La FDA ha aprobado Auvelity (dextrometorfano-bupropión) como primer tratamiento oral no antipsicótico para la agitación asociada a Alzheimer. La decisión se basa en los ensayos ADVANCE‑1, ACCORD‑1 y especialmente ACCORD‑2, este último con un diseño de retirada aleatorizada que mostró una reducción marcada del riesgo de recaída (HR 0,276; p=0,001) y una mayor estabilidad conductual en quienes continuaron el tratamiento. Aunque los estudios de tratamiento agudo muestran resultados más heterogéneos, el conjunto de las pruebas apunta a un efecto clínicamente relevante en la prevención de recaídas.
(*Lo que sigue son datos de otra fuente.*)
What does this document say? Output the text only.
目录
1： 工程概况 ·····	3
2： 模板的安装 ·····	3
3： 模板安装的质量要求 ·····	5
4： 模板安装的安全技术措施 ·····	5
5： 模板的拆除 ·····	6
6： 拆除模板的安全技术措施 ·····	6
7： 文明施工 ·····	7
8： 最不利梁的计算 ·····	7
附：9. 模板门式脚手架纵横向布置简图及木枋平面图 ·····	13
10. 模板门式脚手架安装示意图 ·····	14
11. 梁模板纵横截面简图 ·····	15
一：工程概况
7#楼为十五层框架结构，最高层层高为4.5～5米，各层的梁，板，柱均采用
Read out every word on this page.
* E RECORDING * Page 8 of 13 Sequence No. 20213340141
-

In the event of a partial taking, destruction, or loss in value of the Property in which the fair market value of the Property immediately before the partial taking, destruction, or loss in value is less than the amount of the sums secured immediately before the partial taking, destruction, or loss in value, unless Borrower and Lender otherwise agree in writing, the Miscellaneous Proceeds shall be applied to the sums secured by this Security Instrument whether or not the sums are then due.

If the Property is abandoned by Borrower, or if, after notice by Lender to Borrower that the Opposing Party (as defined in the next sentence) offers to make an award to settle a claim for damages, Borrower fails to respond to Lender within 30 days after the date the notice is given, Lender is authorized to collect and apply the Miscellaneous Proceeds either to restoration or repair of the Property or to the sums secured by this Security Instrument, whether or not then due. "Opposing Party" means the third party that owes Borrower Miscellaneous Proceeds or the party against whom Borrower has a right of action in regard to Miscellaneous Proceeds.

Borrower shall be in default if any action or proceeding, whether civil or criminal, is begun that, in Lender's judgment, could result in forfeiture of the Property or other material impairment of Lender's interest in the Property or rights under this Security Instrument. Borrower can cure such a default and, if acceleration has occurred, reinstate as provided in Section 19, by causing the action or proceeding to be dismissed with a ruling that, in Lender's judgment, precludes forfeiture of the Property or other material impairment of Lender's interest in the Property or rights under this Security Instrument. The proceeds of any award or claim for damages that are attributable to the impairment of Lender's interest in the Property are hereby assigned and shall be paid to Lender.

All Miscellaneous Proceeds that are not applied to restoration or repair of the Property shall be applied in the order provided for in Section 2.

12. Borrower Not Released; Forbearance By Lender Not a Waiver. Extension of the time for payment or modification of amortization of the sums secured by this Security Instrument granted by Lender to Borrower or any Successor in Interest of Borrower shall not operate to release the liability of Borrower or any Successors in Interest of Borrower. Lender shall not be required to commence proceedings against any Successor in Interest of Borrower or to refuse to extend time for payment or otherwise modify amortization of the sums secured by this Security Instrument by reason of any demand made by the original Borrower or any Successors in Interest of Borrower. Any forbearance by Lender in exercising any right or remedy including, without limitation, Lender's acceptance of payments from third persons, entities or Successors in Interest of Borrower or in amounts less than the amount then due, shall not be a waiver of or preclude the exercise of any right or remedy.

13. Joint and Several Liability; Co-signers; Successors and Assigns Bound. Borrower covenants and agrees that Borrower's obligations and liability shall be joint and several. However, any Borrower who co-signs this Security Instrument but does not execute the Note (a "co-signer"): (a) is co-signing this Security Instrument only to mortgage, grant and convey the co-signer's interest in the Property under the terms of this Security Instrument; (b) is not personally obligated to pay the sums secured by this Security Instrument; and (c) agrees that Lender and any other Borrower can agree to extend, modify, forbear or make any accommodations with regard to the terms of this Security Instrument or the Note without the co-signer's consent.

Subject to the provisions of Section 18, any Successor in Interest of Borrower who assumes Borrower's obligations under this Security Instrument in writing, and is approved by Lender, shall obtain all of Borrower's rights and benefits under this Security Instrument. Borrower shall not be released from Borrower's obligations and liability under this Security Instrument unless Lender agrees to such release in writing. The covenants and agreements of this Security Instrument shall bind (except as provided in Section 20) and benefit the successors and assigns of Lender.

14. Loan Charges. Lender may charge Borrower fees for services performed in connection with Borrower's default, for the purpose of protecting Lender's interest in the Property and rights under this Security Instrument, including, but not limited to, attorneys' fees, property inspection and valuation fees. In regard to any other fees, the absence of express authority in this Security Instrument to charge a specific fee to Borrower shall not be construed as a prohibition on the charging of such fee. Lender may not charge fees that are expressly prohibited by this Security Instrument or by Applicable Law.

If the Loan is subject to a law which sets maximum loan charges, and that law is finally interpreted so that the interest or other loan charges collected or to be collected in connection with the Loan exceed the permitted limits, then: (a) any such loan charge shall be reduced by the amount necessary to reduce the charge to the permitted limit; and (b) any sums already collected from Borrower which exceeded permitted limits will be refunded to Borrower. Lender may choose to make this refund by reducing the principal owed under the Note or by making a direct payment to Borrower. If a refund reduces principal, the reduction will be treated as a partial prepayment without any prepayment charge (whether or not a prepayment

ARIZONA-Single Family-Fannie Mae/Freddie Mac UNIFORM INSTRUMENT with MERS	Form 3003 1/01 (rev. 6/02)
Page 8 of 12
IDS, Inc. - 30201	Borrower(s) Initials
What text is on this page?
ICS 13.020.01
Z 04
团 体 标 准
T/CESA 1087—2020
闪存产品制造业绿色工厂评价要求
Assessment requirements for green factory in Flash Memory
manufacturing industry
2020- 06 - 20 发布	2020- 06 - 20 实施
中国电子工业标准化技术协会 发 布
Su mecanismo —modulación NMDA y sigma‑1 por dextrometorfano, potenciado por la inhibición de CYP2D6 por bupropión— lo diferencia claramente de los antipsicóticos tradicionales.
En el contexto actual, donde se busca reducir el uso inapropiado de antipsicóticos y avanzar hacia intervenciones más seguras, Auvelity representa una alternativa prometedora, aunque no exenta de precauciones. El perfil de seguridad incluye mareo, somnolencia, síntomas gastrointestinales y riesgo de hipertensión, además de una advertencia de riesgo suicida en adultos jóvenes por su componente antidepresivo. Es un avance significativo, pero su integración en la práctica real requerirá prudencia, formación y una evaluación individualizada del riesgo beneficio.